NEW YORK, July 17 — A new wave of United States (US) attacks on Iran has plunged Iranians back into deep uncertainty and anxiety after a period of relative calm while a shaky ceasefire held.
Iranians contacted by Reuters via an encrypted messaging app said economic problems were mounting, and they were consumed by worries over what would happen next.
Sharing a photograph of her weekly grocery shopping, Somayeh, 40, a photographer in Tehran, said the pre-war prices had almost doubled.
"The most important thing overall in the middle of the war is the economy. Every day, our situation is worse and more difficult.
"The thing that is the most stressful is the back and forth: one day it is war, the next it is peace. We do not know what is actually going to happen. We cannot even make plans for two days in the future," she said.
Like everyone else interviewed by Reuters, Somayeh spoke on condition of partial anonymity, declining to use her full name and citing fears of government reprisals.
Amir, a 30-year-old software engineer in Sanandaj in the western Kurdistan province, said he had married shortly before the war began with US-Israeli attacks on February 28.
He had been worrying about how to provide for his family and struggling to find work since Iran's leaders cut internet connectivity during protests against the authorities in January.
"Within a month or so, when the Internet was reconnected, the war began. The Internet was cut off again, businesses were again severely impacted, there was a lot of trouble in my industry
"I had crippling debt. There were no other pathways for me because I am in Sanandaj and I am a remote worker who relies on the Internet. I could not work at all," said Amir.
He found work only a few days ago, but now hostilities have intensified again in the more than four-month-old war, with the ceasefire reached in June descending into daily attacks and counterattacks.

Staying in Iran despite airstrikes
Nazanin, a 34-year-old psychotherapist who also spoke from Sanandaj, said she used to want to leave Iran to pursue her doctorate in psychology. But the rial's value has plummeted, and she can no longer afford to leave her homeland.
"I could probably go to Turkiye and stay for two months, but I neither have the money nor the possibility to make that happen," she said.
Nazanin's decision to stay in Iran had also been shaped by how much she worried when she was away from her family during earlier rounds of attacks.
"During the war, whenever I was away from my family, I would start thinking if I was hit with an airstrike, how would this affect my family?
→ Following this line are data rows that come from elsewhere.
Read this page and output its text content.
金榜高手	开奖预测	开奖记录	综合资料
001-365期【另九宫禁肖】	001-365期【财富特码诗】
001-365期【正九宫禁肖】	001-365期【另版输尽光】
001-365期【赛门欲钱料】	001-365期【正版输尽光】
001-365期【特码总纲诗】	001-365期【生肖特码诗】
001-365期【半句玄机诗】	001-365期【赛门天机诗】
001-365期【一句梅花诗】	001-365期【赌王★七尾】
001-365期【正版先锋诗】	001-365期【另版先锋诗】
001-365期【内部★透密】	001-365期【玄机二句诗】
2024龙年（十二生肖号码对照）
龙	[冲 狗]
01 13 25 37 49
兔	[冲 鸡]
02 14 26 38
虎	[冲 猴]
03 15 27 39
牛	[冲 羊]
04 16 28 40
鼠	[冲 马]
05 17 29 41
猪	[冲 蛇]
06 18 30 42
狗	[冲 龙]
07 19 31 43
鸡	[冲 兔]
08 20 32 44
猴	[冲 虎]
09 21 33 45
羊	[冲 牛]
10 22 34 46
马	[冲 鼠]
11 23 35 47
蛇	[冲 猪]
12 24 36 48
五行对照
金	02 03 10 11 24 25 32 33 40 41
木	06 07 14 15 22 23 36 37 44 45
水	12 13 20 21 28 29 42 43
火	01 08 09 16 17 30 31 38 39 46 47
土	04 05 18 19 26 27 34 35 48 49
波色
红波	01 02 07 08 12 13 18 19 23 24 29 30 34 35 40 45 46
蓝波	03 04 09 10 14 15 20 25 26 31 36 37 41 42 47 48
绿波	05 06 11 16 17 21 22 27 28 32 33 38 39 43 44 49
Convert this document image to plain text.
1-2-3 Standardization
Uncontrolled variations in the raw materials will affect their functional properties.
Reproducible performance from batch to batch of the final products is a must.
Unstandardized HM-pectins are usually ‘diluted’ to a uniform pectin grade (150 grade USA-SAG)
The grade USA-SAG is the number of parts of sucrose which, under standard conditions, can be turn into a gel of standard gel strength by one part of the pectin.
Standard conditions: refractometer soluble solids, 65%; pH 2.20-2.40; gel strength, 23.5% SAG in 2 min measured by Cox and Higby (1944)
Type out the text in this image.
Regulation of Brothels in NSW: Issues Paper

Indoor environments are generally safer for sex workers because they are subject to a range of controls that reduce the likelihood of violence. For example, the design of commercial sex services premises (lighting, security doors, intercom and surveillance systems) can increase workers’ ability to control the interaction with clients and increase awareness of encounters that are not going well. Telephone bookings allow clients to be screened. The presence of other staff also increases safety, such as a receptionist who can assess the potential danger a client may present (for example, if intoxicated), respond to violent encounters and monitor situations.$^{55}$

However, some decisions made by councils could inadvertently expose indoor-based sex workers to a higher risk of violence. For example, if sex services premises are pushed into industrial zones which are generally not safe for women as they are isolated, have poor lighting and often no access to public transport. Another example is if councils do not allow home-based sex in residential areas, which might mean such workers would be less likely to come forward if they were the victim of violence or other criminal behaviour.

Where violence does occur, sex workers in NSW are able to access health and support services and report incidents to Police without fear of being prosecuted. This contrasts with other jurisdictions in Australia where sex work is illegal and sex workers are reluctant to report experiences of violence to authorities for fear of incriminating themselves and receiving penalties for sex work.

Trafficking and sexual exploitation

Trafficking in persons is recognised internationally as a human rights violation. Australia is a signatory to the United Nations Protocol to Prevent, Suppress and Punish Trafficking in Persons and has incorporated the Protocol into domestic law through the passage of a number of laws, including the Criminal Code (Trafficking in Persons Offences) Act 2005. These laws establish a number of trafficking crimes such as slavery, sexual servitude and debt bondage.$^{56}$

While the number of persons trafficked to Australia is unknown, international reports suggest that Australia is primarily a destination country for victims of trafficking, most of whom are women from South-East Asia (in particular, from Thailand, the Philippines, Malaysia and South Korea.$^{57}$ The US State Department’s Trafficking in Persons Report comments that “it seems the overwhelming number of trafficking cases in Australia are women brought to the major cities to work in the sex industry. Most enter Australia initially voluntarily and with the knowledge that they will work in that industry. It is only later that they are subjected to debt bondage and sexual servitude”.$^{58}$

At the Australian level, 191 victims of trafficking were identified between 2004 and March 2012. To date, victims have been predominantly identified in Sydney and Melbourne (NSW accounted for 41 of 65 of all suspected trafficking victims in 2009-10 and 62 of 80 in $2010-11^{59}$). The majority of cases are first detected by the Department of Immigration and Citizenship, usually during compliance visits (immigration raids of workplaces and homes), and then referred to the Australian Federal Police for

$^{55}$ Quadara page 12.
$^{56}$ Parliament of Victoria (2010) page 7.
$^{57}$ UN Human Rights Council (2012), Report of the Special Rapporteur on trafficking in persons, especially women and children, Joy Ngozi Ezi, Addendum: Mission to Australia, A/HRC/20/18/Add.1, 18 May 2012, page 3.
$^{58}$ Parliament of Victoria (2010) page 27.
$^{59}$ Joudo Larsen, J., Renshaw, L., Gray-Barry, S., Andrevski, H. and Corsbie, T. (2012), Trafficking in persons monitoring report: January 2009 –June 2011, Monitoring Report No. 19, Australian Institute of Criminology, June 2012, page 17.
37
"And then I would think that if my family were killed by a bomb, what would I do? The thought of not being with them and of having the destiny of a person living alone with grief was so difficult that it impacted my idea of emigrating," she said.
Similarly, Somayeh also once had plans to leave Iran, which were thwarted by the currency crisis. Nonetheless, she said that she would not leave now even if she had a viable way out of the country.
"Today, even if I was able to go, I do not think I would because my life, home, and family are here. Even if I were able to leave for a few months, I would have to return and continue my life here. I do not think I would ever leave," said Somayeh.
Hiwa, who lives in the city of Mahabad, also said he had no desire to leave. He sees the mounting economic issues amplified by the war as seeds for social change.
"The continuation of this war can activate social elements because with the continuation of the current trend of inflation, there is no conceivable alternative but street riots," said Hiwa.
Thousands of Iranians were killed when the authorities crushed January's protests. Iran has since sought to forestall domestic unrest with arrests, executions, and street deployments by security forces.
Amir detailed experiencing insomnia when he was unable to contact his father for months because he was away in Iraqi Kurdistan. He said that despite all these pressures, he would remain in the country.
"My mom was around during the (1980-1988) Iran-Iraq War and she said then that my grandfather would say that it is ok if we died, as long as we were under our own roof.
"We do not want to leave our home. We do not know what it would be like to leave. Will the borders be open? Will we be let into other countries and deal with the same situation that Syrian (refugees) did?" he asked, referring to Syrians fleeing their country's 2011-2024 civil war.